At the most basic level, each brand’s number of Facebook “likes” serves as a measure of customer engagement. But the retailers could go further and look at actual engagement levels via Facebook’s People Talking About This (PTAT) metric. Comments and shares, different affinity markers, and common interests are some other good ways to measure and predict competitive success.

Market Your Way to the Top

Businesses who are ineffective in conveying their mission and product offering  to the marketplace simply cannot effective and efficient enough to wring profits out of insufficient revenues. Image may not be everything, but it can mean a great deal in terms of buyer perceptions that influence purchasing decisions. Clearly, not every business can be recognized as the “best in category.” However, you can continuously improve your market position by marketing and positioning your company as one that fulfills its mission and satisfies customers. The public must know your company and its offering!

Name Recognition

One goal for keeping a business strong in its marketing efforts is to increase name recognition. Keeping the company–and often one or more of its top executives–in front of the local “players” (centers of influence who will talk you up) can provide tremendous benefits; when these individuals refer or bring a client to you, it is because they:

  • know you,
  • know your reputation, and
  • trust you to do a good job for their friend(s).
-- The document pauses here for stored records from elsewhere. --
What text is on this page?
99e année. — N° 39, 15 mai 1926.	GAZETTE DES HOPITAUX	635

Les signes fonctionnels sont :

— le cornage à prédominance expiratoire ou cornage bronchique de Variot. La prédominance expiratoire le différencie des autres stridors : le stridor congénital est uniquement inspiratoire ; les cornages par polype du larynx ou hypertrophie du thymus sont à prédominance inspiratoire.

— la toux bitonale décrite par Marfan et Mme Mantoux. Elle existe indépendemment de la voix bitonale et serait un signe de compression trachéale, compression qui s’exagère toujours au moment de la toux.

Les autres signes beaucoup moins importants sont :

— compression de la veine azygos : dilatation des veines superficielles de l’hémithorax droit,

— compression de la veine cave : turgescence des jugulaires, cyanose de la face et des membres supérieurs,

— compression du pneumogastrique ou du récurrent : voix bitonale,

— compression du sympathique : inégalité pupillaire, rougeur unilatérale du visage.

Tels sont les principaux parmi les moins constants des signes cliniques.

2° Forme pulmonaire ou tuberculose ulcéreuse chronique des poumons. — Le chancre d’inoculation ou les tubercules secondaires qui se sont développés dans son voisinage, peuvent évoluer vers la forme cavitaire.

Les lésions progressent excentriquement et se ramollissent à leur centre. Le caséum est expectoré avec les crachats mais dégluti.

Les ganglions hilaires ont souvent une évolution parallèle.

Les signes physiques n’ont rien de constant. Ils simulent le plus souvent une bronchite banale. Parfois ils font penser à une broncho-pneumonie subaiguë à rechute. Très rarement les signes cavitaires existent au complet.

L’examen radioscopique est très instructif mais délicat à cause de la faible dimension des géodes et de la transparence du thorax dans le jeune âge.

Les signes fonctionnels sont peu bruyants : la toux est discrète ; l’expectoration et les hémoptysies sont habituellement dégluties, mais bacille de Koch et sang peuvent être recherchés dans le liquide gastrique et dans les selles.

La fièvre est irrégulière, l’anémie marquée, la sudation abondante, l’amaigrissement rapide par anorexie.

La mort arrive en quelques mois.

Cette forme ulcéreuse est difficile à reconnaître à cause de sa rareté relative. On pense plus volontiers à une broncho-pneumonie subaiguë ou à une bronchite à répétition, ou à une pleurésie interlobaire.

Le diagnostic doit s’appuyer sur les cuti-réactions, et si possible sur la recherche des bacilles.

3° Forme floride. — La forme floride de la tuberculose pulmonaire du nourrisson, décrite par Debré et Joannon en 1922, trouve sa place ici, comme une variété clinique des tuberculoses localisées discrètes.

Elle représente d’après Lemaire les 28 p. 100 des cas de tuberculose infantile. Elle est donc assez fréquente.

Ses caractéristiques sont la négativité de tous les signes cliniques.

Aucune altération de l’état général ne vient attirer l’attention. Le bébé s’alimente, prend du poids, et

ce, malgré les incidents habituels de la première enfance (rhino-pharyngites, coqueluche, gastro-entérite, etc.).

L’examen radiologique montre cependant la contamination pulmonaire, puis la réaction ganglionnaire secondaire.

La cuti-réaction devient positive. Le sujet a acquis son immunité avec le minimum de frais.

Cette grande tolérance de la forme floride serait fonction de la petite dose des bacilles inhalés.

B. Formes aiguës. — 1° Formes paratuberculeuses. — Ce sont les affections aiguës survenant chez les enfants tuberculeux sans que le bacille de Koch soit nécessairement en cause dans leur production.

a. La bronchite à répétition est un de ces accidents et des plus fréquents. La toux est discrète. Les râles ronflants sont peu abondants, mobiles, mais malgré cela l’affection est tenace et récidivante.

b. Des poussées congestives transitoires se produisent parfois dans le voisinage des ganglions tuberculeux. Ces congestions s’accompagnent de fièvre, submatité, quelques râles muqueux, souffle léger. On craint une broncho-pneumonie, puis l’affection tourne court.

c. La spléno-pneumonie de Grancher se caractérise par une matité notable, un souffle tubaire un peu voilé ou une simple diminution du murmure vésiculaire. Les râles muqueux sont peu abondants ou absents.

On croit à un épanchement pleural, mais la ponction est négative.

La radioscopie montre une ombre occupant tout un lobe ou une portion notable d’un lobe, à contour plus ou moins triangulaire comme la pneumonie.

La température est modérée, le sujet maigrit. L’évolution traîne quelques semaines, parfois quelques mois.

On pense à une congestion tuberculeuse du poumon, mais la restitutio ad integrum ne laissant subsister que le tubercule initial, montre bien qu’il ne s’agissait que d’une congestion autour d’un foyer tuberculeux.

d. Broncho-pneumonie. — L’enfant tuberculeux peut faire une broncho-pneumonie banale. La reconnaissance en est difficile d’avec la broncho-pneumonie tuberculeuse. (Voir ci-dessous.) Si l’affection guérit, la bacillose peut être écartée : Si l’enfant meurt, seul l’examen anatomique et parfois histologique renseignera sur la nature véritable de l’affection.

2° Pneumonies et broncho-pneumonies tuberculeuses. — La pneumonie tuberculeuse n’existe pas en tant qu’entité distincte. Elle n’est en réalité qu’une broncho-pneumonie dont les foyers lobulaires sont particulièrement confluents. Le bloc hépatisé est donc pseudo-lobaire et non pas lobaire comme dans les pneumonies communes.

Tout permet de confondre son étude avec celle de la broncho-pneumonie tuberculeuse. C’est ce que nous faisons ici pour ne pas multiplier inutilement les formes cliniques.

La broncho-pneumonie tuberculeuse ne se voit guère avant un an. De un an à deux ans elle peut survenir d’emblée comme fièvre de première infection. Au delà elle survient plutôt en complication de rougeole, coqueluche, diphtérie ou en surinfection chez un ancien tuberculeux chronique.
Other means of getting the word out include building a thought leadership role through public speaking. If you are not the type who enjoys standing in front of a room and attempting to engage them in a conversation, you may be more comfortable as a panelist or panel facilitator. Through active participation in community groups, you are afforded a unique opportunity to discuss your company’s success and how your core values, product offerings, and service standards are opportune for the listener or someone they know. 

Customer Research

The customer must be researched continually, paying particular attention to discriminating tastes and preferences. Your sales team should be your best source of information as to what buyers seek. Research reports should compile information gathered from key figures in your community–those “centers of influence” who are gateways to networks of potential buyers for you. Study what you find out with an eye towards possible adjustments in product offerings as quickly as possible; the key here is to beat competitors to the punch. When you meet new prospects, ask them questions about what they like, try to keep a running tab of demographic trends about them, and find out what may be holding them back from purchasing from you.

Marketing Trends

Attend industry meetings for either your vertical market or the markets in which your customers are likely to hang out–better yet–do both! Stay abreast of trends in the market, listening carefully for changes in design, pricing, or delivery. This information can serve as a launching point for later team discussion back at the office of how to “up your game.” On at least a quarterly basis, someone should “shop” the competition, pay attention to how they operate and promote, so you can glean strategic insights. Chances are high that, armed with better information, you will make significantly better decisions!

Weighing the Competition

Ask your management team what they hear about competitors from suppliers, attorneys, CPAs, banks, and the like. It can be very helpful to keep spreadsheets listing others’ products, price points, features, and promotional incentives. By monitoring these over time, your team begins to get a feel for where the competition feels the market is moving–and you can adjust your own planning accordingly. Try to figure out how many employees your rivals have, as well as their real estate expenses, number of sales or distribution arrangements, and other key metrics. Watching these statistics from one measurement period to another can provide you with opportunities to win market share. When you have a feel for what obligations the other guy has, you can estimate their break even point, which translates into pricing policies, potential availability of financing, and many other factors critical to your success!